As of tonight, I am officially a soccer writer. Sure, in the past, I’ve written about soccer, and about soccer players. But I’d never covered a soccer match. So what better time to start than at the Olympics, on sports’ biggest stage? Seemed like as good a time as any.

The opening game between USA-France was a lot of fun to cover. But after the game, and once my story was turned in [You can read it HERE.], I felt like I’d played in a soccer match (without all the calorie-burning benefits). For six hours, my brain was on orange alert; I didn’t even realize I was hungry and hadn’t eaten since lunch until I hit “send” on my story at nearly 11 p.m. local time. Saturday will be easier.


The calm before the storm at Glasgow’s Hampden Park.

Today–another beautiful, bluebird, sunny day, it must be noted–I thought about what I will like about following the U.S. women’s national team on their Olympic journey these next few weeks.

1. I will have the chance to follow a group of athletes on their Olympic journey.

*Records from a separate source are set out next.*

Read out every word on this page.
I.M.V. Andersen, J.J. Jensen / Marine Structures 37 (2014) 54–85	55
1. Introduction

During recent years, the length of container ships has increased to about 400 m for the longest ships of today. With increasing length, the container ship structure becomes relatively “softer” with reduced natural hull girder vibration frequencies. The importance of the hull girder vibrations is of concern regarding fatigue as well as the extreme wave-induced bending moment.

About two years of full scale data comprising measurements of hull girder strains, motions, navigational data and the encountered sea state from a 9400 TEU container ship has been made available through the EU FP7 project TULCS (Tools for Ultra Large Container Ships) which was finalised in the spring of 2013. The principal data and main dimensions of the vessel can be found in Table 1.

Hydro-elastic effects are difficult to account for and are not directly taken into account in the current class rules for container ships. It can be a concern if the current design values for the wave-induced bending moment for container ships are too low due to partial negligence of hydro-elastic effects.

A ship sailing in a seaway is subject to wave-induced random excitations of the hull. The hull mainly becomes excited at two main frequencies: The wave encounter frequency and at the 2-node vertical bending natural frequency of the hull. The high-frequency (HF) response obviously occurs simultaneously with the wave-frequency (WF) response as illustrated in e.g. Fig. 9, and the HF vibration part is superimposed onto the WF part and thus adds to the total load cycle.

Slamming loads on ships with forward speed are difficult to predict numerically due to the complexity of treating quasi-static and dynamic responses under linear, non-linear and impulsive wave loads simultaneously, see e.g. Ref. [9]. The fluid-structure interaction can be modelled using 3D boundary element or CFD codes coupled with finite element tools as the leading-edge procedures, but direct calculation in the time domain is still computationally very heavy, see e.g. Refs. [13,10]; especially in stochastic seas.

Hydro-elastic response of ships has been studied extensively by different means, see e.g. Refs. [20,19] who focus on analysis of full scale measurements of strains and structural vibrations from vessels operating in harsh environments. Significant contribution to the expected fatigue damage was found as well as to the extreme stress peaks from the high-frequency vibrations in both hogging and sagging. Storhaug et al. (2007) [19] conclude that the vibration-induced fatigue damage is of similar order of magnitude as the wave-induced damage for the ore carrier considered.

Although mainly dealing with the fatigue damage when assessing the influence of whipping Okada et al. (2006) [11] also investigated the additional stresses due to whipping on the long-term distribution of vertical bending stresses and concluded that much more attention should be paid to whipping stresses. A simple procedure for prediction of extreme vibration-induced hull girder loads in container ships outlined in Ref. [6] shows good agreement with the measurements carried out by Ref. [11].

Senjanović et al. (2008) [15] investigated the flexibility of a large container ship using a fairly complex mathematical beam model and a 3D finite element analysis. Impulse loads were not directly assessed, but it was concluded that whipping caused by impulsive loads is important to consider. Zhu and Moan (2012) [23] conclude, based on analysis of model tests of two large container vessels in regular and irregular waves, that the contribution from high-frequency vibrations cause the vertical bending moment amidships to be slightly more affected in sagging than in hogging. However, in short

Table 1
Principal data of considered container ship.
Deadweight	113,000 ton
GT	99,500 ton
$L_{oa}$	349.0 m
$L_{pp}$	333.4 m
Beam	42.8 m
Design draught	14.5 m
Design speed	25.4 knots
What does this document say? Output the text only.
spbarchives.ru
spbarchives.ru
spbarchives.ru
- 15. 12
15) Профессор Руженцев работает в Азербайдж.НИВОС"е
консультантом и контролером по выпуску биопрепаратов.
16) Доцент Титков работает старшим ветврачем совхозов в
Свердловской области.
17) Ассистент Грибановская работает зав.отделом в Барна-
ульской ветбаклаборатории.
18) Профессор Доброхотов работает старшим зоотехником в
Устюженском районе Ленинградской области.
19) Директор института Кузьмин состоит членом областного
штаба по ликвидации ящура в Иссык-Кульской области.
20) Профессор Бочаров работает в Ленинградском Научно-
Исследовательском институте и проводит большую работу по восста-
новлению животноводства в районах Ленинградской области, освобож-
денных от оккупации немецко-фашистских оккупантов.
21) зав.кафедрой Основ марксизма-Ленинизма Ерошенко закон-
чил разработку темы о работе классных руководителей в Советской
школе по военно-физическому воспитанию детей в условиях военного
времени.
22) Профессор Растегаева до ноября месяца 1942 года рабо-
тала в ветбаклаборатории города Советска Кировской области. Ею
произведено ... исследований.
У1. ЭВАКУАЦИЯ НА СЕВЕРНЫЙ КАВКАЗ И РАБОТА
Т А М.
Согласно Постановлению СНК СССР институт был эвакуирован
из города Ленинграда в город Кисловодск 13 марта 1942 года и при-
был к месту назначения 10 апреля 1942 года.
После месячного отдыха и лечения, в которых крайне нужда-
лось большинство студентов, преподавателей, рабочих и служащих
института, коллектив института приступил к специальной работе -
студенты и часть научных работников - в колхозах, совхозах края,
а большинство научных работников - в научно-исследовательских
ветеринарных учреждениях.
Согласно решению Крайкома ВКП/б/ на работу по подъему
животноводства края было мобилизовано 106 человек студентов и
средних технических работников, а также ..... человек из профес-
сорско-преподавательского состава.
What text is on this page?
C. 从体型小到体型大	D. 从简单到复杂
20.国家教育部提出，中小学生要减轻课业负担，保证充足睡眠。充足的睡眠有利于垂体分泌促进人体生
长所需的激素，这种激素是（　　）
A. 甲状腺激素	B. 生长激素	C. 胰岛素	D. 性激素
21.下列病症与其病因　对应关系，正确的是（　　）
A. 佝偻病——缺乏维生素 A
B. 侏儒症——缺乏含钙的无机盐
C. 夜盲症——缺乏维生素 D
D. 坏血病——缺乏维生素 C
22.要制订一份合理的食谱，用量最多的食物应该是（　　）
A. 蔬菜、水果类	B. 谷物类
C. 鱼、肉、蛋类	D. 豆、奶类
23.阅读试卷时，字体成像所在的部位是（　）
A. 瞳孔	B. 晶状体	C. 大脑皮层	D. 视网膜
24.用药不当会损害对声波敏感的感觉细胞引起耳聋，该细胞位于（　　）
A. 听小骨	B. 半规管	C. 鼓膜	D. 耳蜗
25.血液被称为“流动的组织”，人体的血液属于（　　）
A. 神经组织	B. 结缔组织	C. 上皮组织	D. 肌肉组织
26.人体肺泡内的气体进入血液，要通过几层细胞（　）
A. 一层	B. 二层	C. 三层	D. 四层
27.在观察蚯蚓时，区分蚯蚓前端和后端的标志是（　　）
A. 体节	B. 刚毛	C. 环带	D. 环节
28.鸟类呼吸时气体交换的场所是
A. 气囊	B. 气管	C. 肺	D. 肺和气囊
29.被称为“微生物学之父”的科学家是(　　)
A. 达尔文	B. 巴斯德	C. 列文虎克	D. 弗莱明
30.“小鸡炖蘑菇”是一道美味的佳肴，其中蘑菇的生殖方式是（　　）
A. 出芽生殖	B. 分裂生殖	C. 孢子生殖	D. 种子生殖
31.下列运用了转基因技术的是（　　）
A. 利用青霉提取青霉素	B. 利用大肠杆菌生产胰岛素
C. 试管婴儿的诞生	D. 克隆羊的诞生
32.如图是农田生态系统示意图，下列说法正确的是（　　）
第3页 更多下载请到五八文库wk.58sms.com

Usually, I drop into a new sport each day or, at the most, spend a few days with the same athlete. It will be fun to watch this team progress over the next three weeks and to ride the roller coaster with them.

2. As I did today, I will have the opportunity to visit several iconic European soccer stadiums. In the 1960s and 70s, Hampden Park held more than 100,000 fans–many in standing-room only areas–but after a renovation, today holds a modest 52,000. The stadium was maybe 1/3 full today. I hope attendance improves in the coming weeks.


This was possibly the most red-white-and-blue game of all time. USA vs. France in this stadium!

3. While I would love to be in London with my friends and colleagues, it is nice to ease into the Olympics here in Glasgow. Traffic to the stadium was nonexistent, the lines to enter the game were short and the media areas are uncrowded. While the mix zone in London will be akin to interviewing athletes while they stand in the middle of a subway car on the 7 train headed to Yankee Stadium on game day, the Hampden Park mix zone was like, “being on vacation,” a direct quote from my colleague Michael Lewis. (For those of you who don’t know what a “mix zone” is, it’s sort of like a corral where athletes “mix” with the media. In the way water “mixes” with oil.)

I also learned I have much to learn about the local fare. For instance, “black pudding,” is not, in fact, pudding at all. It is a type of sausage made from pork fat, onions and — my favorite ingredient — blood. Yum! Thank goodness for Google and for taking tiny bites.

At the stadium, you can choose from steak pies, chicken curry pies and cheesy bean pies (all to be eaten with your hands, of course). But my favorite menu item is Beefy Drink. No, that’s not cute slang for Really Big Drink. It is, in fact, a warm drink made of beef.

Saturday, I’ll be packing a lunch.


The concession collection at Hampden Park. Beefy Drink. Refreshing!